Markus Karstieß: "Spiegel" und "Iris Revolving"

veröffentlicht in: Mit Feuer und Flamme, Kat. Villa Rot, Burgrieden-Rot 2011, S. 50

Für seine neuen „Spiegel“ greift der Künstler Markus Karstieß auf das so genannte Raku zurück, eine im 16. Jahrhundert in Japan entwickelte Brenntechnik. Anders als beim herkömmlichen Verfahren, bei dem das Objekt im Ofen langsam abkühlt, werden hierbei die noch rotglühenden Formen bei Temperaturen um 1000°C aus dem Ofen genommen und in Wasser Sturz gekühlt oder zuvor, in einer modernen Weiterentwicklung der Technik, in einem Behälter mit organischem Brennstoff (Laub, Stroh, Heu etc.) luftdicht eingeschlossen. Damit sie bei diesem Wechsel vom Ofen zum Behälter nicht zuviel Hitze verliert, ist Raku-Keramik, oft relativ dickwandig. So auch Karstieß’ „Spiegel“, die sich zudem durch starke Krakelees und metallischen Glanz auszeichnen – beides charakteristisch für die Raku-Technik und zurückzuführen auf den plötzlichen Sauerstoffentzug und die im organischen Brennstoff enthaltenen Mineralien. Das Krakelee entsteht durch das Reißen der Glasuroberfläche beim Abkühlen. Kohlenstoff dringt in die Risse ein und lagert sich darin wie auch an allen unglasierten Stellen schwarz ab. Zudem verändert sich die chemische Zusammensetzung der Glasur: beispielsweise wird aus Kupferoxid (grün) Kupfer (rot). Bedeutet der Brennvorgang bei jeglichem Arbeiten mit Keramik grundsätzlich eine gewisse Unkalkulierbarkeit, so ist das Risiko beim Raku noch um ein vielfaches höher, da hier die Spannung beziehungsweise ihre Überschreitung als gestaltendes Element wesentlicher Bestandteil des Vorgangs ist.

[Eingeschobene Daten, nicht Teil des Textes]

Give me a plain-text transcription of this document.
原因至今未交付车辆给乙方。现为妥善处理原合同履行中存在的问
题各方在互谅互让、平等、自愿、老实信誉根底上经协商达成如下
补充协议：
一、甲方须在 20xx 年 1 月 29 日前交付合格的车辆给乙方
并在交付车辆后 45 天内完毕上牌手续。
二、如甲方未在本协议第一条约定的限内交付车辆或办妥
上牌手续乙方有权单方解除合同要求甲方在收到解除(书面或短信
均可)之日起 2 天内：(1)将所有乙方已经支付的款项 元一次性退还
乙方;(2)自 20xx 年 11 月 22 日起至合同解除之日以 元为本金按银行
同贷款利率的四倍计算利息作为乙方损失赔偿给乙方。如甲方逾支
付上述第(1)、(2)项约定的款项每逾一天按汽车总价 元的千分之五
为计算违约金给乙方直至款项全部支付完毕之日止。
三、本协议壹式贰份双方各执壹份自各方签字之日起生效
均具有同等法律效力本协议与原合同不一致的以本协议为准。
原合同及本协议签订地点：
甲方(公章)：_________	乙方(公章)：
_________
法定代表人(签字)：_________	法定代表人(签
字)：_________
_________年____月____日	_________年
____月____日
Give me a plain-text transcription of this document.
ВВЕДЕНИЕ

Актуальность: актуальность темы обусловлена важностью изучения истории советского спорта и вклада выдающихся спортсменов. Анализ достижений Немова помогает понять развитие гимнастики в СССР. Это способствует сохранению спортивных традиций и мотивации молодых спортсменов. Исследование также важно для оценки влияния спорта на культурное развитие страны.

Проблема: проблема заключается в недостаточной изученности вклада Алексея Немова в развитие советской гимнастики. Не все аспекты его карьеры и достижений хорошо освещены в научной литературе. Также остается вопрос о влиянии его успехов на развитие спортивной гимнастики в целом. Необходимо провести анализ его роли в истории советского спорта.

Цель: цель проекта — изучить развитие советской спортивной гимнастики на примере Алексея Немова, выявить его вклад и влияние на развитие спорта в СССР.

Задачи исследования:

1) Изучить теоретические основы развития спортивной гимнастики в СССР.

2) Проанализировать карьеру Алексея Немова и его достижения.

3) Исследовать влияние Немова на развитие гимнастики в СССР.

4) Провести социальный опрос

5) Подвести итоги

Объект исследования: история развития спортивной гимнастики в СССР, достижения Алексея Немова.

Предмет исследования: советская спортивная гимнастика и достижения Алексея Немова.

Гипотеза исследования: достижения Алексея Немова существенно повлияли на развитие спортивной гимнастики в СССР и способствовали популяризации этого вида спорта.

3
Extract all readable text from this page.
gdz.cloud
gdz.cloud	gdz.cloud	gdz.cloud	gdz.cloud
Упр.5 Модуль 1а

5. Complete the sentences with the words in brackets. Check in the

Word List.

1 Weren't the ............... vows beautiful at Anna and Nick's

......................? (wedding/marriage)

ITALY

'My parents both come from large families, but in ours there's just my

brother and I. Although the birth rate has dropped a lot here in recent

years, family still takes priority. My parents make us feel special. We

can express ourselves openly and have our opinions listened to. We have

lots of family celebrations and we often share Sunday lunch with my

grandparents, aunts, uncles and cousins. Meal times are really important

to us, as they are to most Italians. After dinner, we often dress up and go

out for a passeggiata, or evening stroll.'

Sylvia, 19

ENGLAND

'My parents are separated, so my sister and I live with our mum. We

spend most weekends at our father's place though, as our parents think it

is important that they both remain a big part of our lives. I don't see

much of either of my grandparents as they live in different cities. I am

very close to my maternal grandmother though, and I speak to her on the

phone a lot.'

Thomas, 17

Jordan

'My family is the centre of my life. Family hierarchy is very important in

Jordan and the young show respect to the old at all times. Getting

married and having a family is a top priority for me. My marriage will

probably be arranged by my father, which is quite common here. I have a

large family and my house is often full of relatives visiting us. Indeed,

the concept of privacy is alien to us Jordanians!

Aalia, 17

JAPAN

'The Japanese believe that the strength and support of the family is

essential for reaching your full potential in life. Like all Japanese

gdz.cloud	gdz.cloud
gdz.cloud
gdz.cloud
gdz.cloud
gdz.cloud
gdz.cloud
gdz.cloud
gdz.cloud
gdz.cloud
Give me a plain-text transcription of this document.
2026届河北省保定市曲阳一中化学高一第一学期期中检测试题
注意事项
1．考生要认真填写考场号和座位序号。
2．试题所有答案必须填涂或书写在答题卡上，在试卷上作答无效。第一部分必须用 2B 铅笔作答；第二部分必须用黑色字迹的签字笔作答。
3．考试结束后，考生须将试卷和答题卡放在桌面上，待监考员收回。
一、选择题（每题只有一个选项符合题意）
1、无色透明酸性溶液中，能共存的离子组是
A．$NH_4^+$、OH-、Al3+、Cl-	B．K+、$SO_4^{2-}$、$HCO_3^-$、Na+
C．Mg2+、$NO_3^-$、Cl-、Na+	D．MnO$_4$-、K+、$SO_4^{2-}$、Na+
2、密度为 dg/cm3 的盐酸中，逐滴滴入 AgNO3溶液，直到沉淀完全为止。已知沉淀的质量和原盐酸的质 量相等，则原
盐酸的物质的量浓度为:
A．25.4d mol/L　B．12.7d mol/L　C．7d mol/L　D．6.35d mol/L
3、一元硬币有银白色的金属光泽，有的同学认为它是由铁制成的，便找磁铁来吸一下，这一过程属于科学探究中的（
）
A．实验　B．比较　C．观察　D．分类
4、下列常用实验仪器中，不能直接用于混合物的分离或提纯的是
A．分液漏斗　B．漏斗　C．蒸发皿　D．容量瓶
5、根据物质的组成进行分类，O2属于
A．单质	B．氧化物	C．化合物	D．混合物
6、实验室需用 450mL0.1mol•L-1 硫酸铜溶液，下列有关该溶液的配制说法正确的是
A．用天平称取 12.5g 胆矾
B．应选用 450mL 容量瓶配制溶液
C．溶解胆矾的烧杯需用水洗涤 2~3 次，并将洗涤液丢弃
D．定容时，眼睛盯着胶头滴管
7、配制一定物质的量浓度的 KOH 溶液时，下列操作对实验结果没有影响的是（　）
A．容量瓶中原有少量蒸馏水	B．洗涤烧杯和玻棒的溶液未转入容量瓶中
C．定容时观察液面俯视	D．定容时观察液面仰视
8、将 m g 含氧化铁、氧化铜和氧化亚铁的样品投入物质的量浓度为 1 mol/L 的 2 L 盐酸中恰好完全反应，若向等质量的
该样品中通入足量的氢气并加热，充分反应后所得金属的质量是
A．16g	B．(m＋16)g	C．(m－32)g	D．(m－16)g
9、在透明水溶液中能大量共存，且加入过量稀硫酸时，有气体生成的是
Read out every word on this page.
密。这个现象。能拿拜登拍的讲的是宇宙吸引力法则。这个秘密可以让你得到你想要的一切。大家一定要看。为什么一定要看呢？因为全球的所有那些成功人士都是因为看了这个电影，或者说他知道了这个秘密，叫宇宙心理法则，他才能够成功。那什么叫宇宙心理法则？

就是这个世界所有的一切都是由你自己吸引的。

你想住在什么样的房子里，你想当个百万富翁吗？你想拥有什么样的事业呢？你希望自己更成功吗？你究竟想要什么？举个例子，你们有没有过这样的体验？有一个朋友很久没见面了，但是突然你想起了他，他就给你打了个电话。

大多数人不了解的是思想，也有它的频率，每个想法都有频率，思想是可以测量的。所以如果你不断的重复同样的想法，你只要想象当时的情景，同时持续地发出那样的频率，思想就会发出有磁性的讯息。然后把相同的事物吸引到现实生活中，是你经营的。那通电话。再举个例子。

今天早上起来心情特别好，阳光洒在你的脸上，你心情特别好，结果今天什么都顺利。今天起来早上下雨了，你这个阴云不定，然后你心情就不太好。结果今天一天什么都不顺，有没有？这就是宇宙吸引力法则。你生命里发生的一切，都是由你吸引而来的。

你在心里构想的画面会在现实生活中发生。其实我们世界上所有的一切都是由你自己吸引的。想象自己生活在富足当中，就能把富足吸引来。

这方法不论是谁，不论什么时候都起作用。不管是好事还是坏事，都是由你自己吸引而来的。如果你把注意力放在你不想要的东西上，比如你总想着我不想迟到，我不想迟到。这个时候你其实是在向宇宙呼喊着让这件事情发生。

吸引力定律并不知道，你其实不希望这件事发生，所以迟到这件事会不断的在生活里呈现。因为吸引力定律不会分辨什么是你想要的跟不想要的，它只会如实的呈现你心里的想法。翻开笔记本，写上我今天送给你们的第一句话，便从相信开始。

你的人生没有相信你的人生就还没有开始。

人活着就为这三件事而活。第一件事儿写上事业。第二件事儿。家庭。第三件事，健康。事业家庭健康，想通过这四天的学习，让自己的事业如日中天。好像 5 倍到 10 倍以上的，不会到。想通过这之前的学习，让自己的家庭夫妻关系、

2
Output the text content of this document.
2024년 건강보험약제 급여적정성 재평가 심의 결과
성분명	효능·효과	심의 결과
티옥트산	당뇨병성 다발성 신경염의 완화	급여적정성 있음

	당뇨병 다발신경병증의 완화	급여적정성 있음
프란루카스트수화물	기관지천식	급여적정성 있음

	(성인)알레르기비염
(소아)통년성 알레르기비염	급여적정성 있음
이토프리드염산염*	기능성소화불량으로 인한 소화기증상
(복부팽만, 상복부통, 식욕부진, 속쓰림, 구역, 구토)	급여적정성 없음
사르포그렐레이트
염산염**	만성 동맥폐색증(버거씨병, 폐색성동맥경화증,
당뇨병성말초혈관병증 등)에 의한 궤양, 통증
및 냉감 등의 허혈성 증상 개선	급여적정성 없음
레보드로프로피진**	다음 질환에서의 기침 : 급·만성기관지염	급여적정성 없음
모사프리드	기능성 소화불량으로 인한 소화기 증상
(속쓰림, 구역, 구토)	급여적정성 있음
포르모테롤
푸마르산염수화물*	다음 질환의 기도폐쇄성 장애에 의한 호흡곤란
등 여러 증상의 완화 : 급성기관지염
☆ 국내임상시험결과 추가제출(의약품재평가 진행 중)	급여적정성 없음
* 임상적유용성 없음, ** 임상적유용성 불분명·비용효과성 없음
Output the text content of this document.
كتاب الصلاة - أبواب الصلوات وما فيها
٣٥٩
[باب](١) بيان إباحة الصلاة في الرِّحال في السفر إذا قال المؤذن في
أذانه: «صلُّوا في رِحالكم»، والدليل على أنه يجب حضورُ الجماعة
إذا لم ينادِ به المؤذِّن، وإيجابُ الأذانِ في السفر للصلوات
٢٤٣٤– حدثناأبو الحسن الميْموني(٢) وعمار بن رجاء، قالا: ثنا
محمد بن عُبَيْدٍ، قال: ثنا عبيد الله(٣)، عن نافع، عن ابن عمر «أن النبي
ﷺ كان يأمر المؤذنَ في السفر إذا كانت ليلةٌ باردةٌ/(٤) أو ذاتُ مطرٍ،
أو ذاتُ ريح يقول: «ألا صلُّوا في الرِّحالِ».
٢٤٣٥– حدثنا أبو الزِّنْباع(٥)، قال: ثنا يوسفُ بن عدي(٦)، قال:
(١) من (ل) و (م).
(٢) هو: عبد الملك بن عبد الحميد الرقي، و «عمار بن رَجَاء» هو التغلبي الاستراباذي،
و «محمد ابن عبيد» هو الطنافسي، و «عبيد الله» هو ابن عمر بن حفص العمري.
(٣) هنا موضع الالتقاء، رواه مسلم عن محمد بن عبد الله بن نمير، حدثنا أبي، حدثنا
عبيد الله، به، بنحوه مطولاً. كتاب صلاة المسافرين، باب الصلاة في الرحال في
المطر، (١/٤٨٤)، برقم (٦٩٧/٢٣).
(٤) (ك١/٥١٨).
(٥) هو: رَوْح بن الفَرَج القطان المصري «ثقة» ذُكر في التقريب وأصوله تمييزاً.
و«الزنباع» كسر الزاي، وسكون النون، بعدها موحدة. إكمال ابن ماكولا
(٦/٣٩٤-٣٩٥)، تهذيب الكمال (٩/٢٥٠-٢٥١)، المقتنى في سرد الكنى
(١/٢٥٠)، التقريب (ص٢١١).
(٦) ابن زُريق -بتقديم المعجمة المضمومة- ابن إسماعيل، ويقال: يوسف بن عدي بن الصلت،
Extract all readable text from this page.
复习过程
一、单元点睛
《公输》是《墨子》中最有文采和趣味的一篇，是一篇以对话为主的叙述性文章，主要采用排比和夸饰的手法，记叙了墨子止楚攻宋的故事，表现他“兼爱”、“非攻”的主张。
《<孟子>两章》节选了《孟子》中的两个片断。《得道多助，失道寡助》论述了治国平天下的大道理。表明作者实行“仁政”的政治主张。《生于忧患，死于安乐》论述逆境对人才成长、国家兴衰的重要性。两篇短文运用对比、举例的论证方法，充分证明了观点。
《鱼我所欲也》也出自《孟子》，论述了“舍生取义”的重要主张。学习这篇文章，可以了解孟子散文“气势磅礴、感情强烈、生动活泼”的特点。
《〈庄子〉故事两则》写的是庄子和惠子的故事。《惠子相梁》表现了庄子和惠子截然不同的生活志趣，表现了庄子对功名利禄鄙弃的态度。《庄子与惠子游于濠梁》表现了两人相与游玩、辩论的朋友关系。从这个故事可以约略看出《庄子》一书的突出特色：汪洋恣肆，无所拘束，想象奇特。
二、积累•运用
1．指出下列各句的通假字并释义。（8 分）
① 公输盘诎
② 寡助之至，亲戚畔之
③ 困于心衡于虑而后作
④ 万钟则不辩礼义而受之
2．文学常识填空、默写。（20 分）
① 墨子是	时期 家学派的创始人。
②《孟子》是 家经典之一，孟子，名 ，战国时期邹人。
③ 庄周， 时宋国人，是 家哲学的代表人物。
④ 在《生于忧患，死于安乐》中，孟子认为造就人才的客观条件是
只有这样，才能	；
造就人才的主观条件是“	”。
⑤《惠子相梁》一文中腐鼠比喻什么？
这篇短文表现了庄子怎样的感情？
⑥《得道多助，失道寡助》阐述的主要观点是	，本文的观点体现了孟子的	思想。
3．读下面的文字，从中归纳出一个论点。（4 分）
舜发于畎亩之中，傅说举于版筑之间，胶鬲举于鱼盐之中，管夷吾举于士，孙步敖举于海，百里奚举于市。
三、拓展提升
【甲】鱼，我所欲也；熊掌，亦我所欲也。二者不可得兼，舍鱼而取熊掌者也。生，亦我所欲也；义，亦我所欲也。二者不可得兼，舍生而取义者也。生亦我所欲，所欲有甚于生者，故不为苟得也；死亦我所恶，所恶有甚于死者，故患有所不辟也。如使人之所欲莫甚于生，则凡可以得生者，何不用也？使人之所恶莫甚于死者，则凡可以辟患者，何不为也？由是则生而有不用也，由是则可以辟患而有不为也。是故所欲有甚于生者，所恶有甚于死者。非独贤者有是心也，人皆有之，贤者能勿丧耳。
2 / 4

trahlenförmig durchschnitten, metallisch glänzend, mit komplexen Farbschichten versehen, zum Teil stark krakeliert, mitunter gebrochen scheinen die „Spiegel“ gleichzeitig Licht zu reflektieren und zu absorbieren. Je nach Standpunkt im Raum schimmern sie in unterschiedlichen Farben, sie entziehen sich damit einer genauen Beschreibung, so wie sich Spiegel und Spiegelbild naturgemäß jeglicher Festlegung entziehen. Es ist nicht eindeutig, ob die Linien als Strahlen vom jeweiligen Mittelpunkt wegführen oder umgekehrt zu ihm hindeuten oder lediglich als geometrische Strukturierung dienen. Nimmt man die Bezeichnung „Spiegel“ wörtlich, so sieht der Betrachter – notwendigerweise der Mittelpunkt seiner eigenen Welt – sich einem abstrakt dargestellten Zentrum gegenüber, durchaus lesbar als Reflexion im wörtlichen wie im übertragenen Sinne. Dieses Spiegelbild jedoch erscheint zersprungen beziehungsweise neu zusammengesetzt.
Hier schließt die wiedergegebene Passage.